Yazmak sizce doğuştan bir kabiliyet mi, yoksa sonradan da edinilebilir mi? Ya da yazarlık bir meslek midir, yoksa birer hobi mi?

Betül Şatır: İnsan bazen unutmak için yazar, bazen de unutmamak için yazar. Kimimiz çok iyi yemek yaparak, kimimiz iyi bir öğretmen olarak, bazen de çok iyi bir din adamı olarak, kısacası dünyada bir şeyi çok iyi yaparak buradaki serüvenimizi tamamlamaya çalışıyoruz. Yazmak da bunun en iz bırakan kalıcı yanlarından biri. Dolayısı ile birçok yazarın aslında deyim yerindeyse kalmak için yazdığını düşünüyorum. Yazan kişi bir başka deyişle, dünyada kendine ters giden şeyleri düzeltmek için yazar.

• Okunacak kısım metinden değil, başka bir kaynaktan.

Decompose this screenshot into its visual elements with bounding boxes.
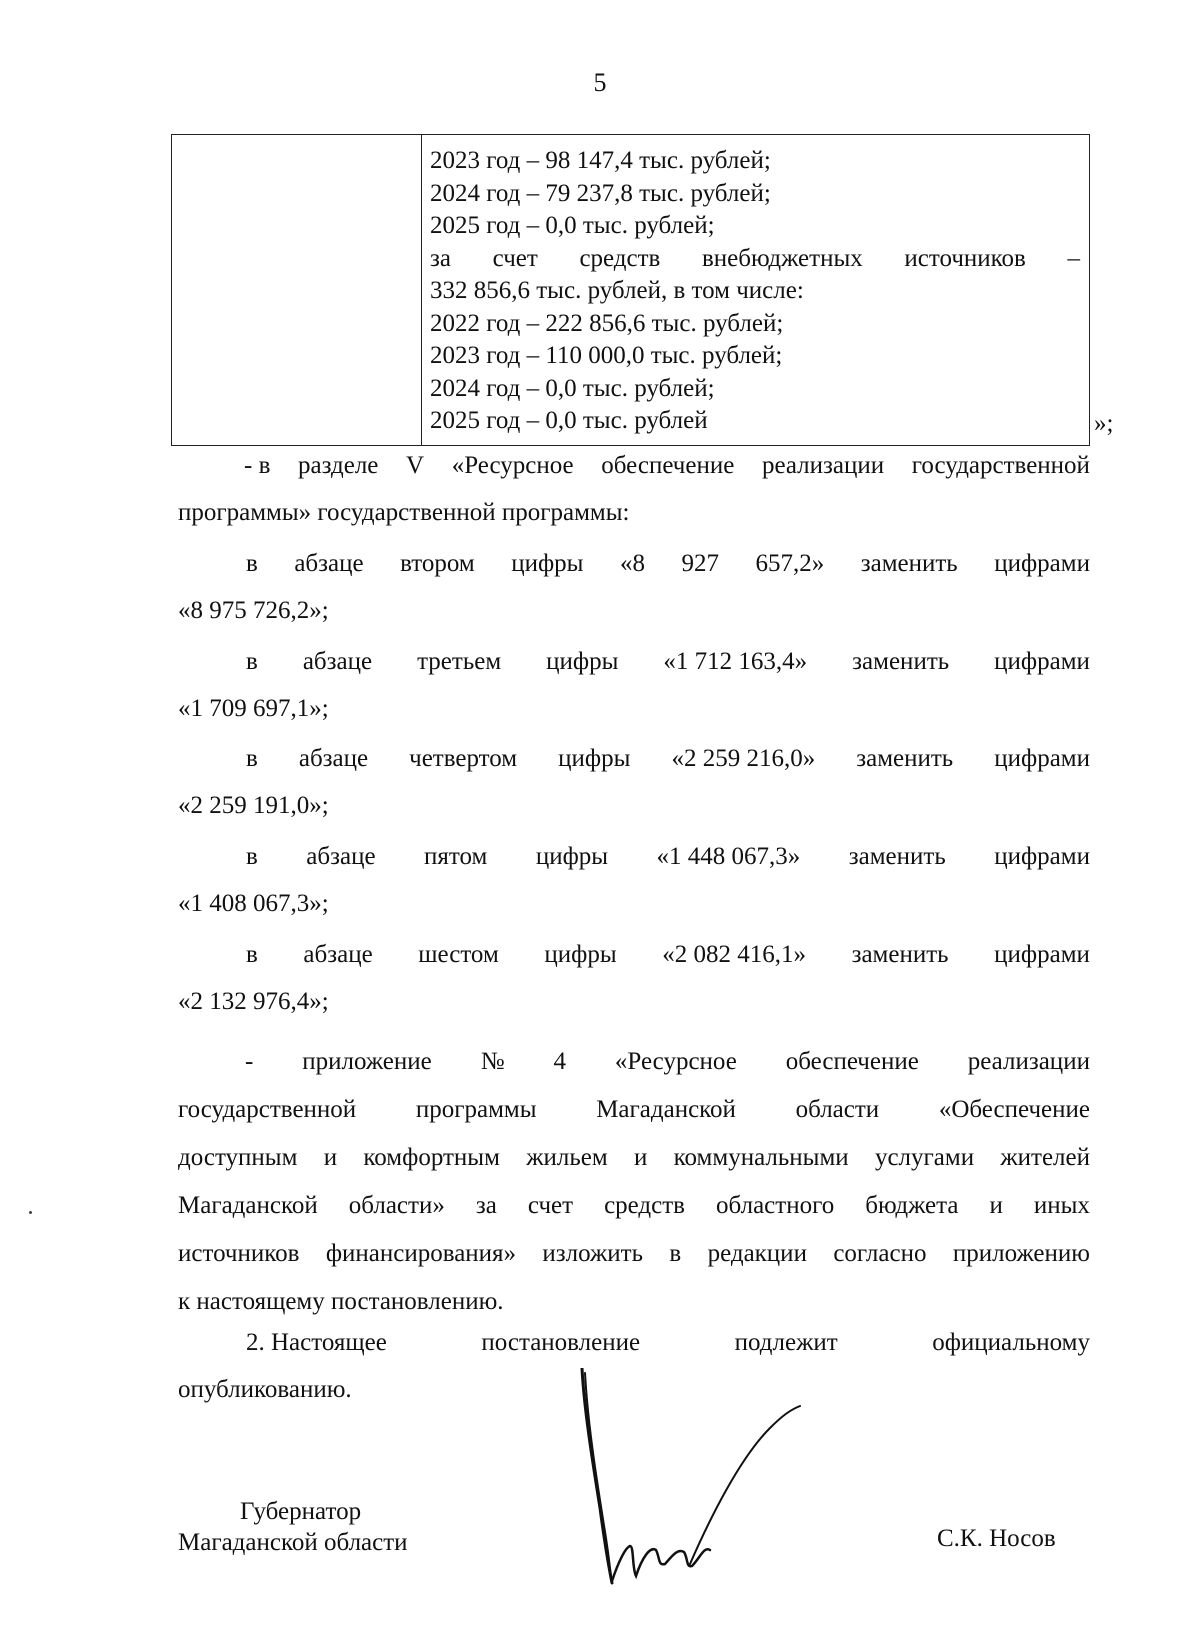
- text-line: [178, 843, 1090, 871]
- table-left-cell: [172, 135, 422, 445]
- word: «Обеспечение: [938, 1096, 1090, 1123]
- word: «1 712 163,4»: [663, 648, 808, 675]
- word: «1 448 067,3»: [656, 843, 801, 870]
- word: пятом: [424, 843, 488, 870]
- word: в: [246, 843, 258, 870]
- word: №: [480, 1048, 505, 1075]
- table-right-cell: [430, 145, 1080, 438]
- word: источников: [904, 244, 1026, 272]
- word: заменить: [852, 648, 950, 675]
- word: подлежит: [734, 1329, 838, 1356]
- word: средств: [604, 1192, 685, 1219]
- table-line: 2023 год – 98 147,4 тыс. рублей;: [430, 147, 771, 174]
- text-line: к настоящему постановлению.: [178, 1288, 504, 1315]
- paragraph-appendix: [178, 1038, 1090, 1326]
- text-line: [178, 550, 1090, 578]
- word: редакции: [707, 1240, 807, 1267]
- word: средств: [579, 244, 661, 272]
- word: государственной: [911, 452, 1090, 479]
- signatory-name: С.К. Носов: [937, 1525, 1056, 1552]
- signatory-title-line: Магаданской области: [178, 1529, 408, 1556]
- word: приложению: [952, 1240, 1090, 1267]
- text-line: [178, 941, 1090, 969]
- word: 2. Настоящее: [246, 1329, 387, 1356]
- table-line: 2025 год – 0,0 тыс. рублей: [430, 407, 708, 434]
- paragraph-section-v: [178, 452, 1090, 527]
- word: цифры: [544, 941, 617, 968]
- paragraph-fifth: [178, 843, 1090, 918]
- word: абзаце: [306, 843, 376, 870]
- word: цифры: [511, 550, 584, 577]
- word: за: [475, 1192, 497, 1219]
- text-line: [178, 648, 1090, 676]
- word: в: [246, 648, 258, 675]
- word: цифры: [535, 843, 609, 870]
- word: разделе: [298, 452, 379, 479]
- word: областного: [716, 1192, 835, 1219]
- word: приложение: [302, 1048, 432, 1075]
- word: 4: [553, 1048, 566, 1075]
- text-line: [178, 1134, 1090, 1182]
- word: доступным: [178, 1144, 298, 1171]
- word: и: [989, 1192, 1003, 1219]
- word: V: [406, 452, 425, 479]
- text-line: программы» государственной программы:: [178, 499, 630, 526]
- word: цифрами: [994, 843, 1090, 870]
- text-line: «1 709 697,1»;: [178, 695, 329, 722]
- word: реализации: [761, 452, 885, 479]
- word: счет: [527, 1192, 574, 1219]
- table-line: 2024 год – 0,0 тыс. рублей;: [430, 374, 715, 402]
- paragraph-fourth: [178, 745, 1090, 820]
- word: области»: [348, 1192, 445, 1219]
- word: официальному: [932, 1329, 1090, 1356]
- word: и: [633, 1144, 648, 1171]
- table-line-justified: [430, 243, 1080, 276]
- word: области: [795, 1096, 880, 1123]
- word: «2 259 216,0»: [671, 745, 816, 772]
- text-line: «1 408 067,3»;: [178, 890, 329, 917]
- word: цифрами: [994, 550, 1090, 577]
- word: заменить: [860, 550, 958, 577]
- word: жильем: [526, 1144, 608, 1171]
- word: «Ресурсное: [614, 1048, 737, 1075]
- word: иных: [1033, 1192, 1090, 1219]
- word: абзаце: [294, 550, 364, 577]
- word: четвертом: [409, 745, 518, 772]
- word: цифры: [546, 648, 619, 675]
- word: абзаце: [303, 941, 373, 968]
- word: заменить: [848, 843, 946, 870]
- text-line: [178, 1038, 1090, 1086]
- word: цифры: [558, 745, 631, 772]
- word: абзаце: [298, 745, 369, 772]
- text-line: [178, 1230, 1090, 1278]
- word: согласно: [833, 1240, 927, 1267]
- word: втором: [400, 550, 475, 577]
- closing-quote: »;: [1094, 410, 1114, 437]
- handwritten-signature: [570, 1368, 820, 1598]
- page-number: 5: [593, 68, 607, 97]
- word: коммунальными: [673, 1144, 849, 1171]
- paragraph-third: [178, 648, 1090, 723]
- word: реализации: [967, 1048, 1090, 1075]
- word: источников: [178, 1240, 300, 1267]
- word: -: [245, 1048, 254, 1075]
- word: счет: [492, 244, 538, 272]
- word: цифрами: [994, 648, 1090, 675]
- word: 657,2»: [755, 550, 825, 577]
- word: 927: [681, 550, 719, 577]
- word: «Ресурсное: [451, 452, 574, 479]
- table-line: 2025 год – 0,0 тыс. рублей;: [430, 212, 715, 239]
- word: финансирования»: [325, 1240, 517, 1267]
- scan-speck: [29, 1211, 32, 1214]
- text-line: [178, 1182, 1090, 1230]
- word: абзаце: [302, 648, 373, 675]
- word: обеспечение: [785, 1048, 919, 1075]
- word: «2 082 416,1»: [662, 941, 806, 968]
- paragraph-sixth: [178, 941, 1090, 1016]
- word: комфортным: [363, 1144, 500, 1171]
- word: жителей: [1000, 1144, 1090, 1171]
- financing-table: [171, 134, 1090, 446]
- word: и: [323, 1144, 338, 1171]
- word: в: [246, 550, 258, 577]
- word: обеспечение: [601, 452, 735, 479]
- word: «8: [619, 550, 645, 577]
- text-line: [178, 1086, 1090, 1134]
- signatory-title-line: Губернатор: [240, 1498, 362, 1525]
- table-line: 2024 год – 79 237,8 тыс. рублей;: [430, 179, 771, 207]
- word: изложить: [542, 1240, 644, 1267]
- signatory-title: [178, 1496, 408, 1558]
- word: бюджета: [865, 1192, 959, 1219]
- text-line: [178, 1329, 1090, 1357]
- table-line: 2023 год – 110 000,0 тыс. рублей;: [430, 342, 783, 369]
- text-line: [178, 745, 1090, 773]
- text-line: «2 132 976,4»;: [178, 988, 329, 1015]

Bundandır ki yazmak, ideali ve bir doğrusu olan insanların işidir. Yazmak insanın zehrini alır. Bu yönü ile de yazmak insana şifadır, bir nevi yaralarını sarar. Yazmak doğuştan bir kabiliyet olarak kabul edilir. Yazmaya ilgi duyan, içinde yazmaya dair heves taşıyan kişi, bunu bir ideal olarak belirlerse doğru yöntemlerin izini sürerek sonuca varabilecektir. Bu yüzden yazmak için önce istek sonra teknik, tabi ki biraz da o kumaştan da olmalı. Belki de lazım olan biraz cesarettir. Eğitim, öğrenme aşkı, gözlem ve gayretle başarmak mümkündür.

TDV KAGEM’de her hafta salı günleri gerçekleşecek olan okuma grubunda; yazma sanatına, romanı oluşturan etkenlere, sanat eseri oluşturmak için sahip olunması gereken yaşama ve yazarların başarıya ulaşmak için benimsemeleri gereken niteliklerine yazmaya merak duyan katılımcılar eşliğinde göz atılacak.